Immortalization protocols used in cell culture models of human breast morphogenesis.

Defining the key players in normal breast differentiation is instrumental to understanding how morphogenesis becomes defective during breast cancer progression. During the past 2 decades much effort has been devoted to the development of technologies for purification and expansion of primary human breast cells in culture and optimizing a relevant microenvironment, which may help to define the niche that regulates breast differentiation and morphogenesis.
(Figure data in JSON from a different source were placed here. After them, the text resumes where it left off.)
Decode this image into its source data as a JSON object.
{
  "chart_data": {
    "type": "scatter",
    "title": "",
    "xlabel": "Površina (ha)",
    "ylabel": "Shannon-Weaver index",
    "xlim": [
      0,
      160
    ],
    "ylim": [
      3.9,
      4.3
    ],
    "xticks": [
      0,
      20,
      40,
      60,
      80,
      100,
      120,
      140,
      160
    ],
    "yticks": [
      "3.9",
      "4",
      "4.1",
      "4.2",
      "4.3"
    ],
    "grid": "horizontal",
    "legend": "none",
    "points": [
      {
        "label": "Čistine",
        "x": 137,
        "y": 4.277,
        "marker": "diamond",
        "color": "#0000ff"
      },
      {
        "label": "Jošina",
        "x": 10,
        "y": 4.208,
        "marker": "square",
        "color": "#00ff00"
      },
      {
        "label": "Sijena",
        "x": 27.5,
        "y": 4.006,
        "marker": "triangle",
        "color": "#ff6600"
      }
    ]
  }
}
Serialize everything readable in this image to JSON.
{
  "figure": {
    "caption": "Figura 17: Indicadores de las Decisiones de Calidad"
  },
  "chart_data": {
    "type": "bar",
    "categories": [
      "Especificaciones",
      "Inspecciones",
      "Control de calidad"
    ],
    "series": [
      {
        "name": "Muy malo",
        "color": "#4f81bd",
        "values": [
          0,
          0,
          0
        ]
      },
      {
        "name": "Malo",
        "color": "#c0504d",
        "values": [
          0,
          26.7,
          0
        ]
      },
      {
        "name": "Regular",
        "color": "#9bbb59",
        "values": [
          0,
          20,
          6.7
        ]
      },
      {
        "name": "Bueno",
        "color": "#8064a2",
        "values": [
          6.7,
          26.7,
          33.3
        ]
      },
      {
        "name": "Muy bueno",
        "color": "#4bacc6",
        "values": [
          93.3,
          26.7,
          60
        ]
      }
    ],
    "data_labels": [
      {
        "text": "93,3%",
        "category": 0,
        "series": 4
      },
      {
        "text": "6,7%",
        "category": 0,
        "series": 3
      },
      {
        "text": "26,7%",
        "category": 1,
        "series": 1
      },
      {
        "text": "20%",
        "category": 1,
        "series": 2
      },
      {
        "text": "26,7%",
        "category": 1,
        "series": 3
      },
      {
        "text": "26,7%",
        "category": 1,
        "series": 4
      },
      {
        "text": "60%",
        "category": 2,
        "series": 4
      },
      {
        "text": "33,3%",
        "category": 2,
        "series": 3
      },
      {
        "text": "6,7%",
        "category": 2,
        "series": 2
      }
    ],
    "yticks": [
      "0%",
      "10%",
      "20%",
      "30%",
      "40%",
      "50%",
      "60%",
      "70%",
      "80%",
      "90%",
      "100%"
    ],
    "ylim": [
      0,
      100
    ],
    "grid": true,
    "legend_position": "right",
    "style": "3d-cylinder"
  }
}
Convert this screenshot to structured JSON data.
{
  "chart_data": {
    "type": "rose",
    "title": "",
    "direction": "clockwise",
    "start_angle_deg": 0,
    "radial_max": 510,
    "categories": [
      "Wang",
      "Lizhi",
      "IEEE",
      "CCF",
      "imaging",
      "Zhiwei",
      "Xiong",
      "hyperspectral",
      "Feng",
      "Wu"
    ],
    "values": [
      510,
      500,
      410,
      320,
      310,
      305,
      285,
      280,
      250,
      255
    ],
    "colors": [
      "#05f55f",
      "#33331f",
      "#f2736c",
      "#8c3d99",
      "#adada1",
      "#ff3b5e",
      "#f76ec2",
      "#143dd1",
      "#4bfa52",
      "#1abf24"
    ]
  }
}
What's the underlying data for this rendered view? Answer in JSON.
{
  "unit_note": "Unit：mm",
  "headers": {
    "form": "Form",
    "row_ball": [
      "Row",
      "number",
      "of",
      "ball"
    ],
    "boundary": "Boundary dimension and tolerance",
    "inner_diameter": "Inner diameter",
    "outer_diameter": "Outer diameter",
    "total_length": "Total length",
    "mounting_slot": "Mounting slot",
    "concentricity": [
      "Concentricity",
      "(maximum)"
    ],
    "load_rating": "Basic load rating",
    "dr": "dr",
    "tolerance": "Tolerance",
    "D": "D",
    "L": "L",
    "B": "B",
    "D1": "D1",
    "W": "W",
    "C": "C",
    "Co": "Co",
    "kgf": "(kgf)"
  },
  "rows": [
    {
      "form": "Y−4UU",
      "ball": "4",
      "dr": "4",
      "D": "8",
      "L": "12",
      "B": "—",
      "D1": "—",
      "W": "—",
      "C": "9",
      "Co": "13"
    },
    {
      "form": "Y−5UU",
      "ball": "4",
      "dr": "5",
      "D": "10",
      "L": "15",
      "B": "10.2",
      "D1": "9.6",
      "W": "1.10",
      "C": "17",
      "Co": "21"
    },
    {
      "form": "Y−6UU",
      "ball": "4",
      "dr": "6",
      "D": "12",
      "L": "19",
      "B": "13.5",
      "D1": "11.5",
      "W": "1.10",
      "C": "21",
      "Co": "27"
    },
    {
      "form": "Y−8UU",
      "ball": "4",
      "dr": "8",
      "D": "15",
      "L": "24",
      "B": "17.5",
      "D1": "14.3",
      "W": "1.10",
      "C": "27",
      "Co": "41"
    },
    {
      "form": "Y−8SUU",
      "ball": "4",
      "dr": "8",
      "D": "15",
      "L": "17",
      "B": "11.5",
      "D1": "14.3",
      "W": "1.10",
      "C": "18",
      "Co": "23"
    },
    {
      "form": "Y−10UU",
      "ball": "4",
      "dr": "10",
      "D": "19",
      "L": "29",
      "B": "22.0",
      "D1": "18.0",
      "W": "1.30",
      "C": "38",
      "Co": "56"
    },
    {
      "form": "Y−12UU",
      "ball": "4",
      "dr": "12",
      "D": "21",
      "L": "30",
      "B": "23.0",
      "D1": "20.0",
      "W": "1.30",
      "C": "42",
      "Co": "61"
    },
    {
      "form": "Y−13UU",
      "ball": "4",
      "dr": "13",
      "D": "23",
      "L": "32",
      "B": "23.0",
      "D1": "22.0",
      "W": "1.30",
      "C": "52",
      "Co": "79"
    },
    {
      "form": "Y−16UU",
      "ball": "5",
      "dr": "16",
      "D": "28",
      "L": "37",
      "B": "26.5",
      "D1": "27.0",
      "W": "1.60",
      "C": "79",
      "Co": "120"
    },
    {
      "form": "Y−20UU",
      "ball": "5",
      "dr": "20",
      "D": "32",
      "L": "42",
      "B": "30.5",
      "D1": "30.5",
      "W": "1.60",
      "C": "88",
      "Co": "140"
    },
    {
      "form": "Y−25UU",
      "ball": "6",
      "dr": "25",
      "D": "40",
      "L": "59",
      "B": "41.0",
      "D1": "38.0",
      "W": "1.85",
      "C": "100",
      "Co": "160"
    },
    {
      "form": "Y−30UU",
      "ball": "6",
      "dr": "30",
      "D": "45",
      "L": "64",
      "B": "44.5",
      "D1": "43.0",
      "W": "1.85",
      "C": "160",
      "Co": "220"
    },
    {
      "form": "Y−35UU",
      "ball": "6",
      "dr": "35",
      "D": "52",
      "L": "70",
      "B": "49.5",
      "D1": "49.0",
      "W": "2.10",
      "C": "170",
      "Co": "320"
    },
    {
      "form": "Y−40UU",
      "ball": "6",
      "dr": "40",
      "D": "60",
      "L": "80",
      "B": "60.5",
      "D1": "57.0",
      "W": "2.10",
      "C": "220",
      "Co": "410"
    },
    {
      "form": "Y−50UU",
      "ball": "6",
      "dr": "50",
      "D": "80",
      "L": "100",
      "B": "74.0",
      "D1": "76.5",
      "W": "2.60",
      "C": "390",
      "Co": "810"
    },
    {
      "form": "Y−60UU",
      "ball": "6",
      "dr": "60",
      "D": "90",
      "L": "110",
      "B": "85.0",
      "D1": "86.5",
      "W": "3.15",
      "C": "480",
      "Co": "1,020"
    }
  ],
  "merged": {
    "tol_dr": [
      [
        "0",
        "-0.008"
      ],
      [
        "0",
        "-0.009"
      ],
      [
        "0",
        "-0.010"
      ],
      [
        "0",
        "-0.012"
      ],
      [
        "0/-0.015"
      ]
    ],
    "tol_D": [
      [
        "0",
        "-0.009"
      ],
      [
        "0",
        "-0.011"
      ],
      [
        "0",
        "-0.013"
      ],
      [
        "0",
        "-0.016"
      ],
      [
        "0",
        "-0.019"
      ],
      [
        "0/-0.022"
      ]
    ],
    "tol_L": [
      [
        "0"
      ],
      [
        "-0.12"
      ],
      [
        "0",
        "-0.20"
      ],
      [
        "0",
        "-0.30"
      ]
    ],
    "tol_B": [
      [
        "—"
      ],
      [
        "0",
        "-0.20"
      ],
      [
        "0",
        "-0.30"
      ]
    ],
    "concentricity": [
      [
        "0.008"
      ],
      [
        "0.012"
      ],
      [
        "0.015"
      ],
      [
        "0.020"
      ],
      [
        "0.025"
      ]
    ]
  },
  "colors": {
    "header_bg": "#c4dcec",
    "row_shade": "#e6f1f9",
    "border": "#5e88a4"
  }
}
In contrast to the general property of cancer, normal human cells have a finite lifespan. After a defined number of population doublings, normal cells enter an irreversible proliferation-arrested state referred to as replicative senescence. To overcome this obstacle for continuous long-term studies, replicative senescence can be bypassed by treatment of cells with chemical agents such as benzopyrene, by radiation or by transfection with viral oncogenes or the gene for human telomerase (human telomerase reverse transcriptase, hTERT). A drawback of some of these protocols is a concurrent introduction of chromosomal changes, which sometimes leads to a transformed phenotype and selection of a subpopulation, which may not be representative of the tissue of origin. In recent years, we have sought to establish immortalized primary breast cells, which retain crucial characteristics of their original in situ tissue pattern. This review discusses various approaches to immortalization of breast-derived epithelial and stromal cells and the application of such cell lines for studies on human breast morphogenesis.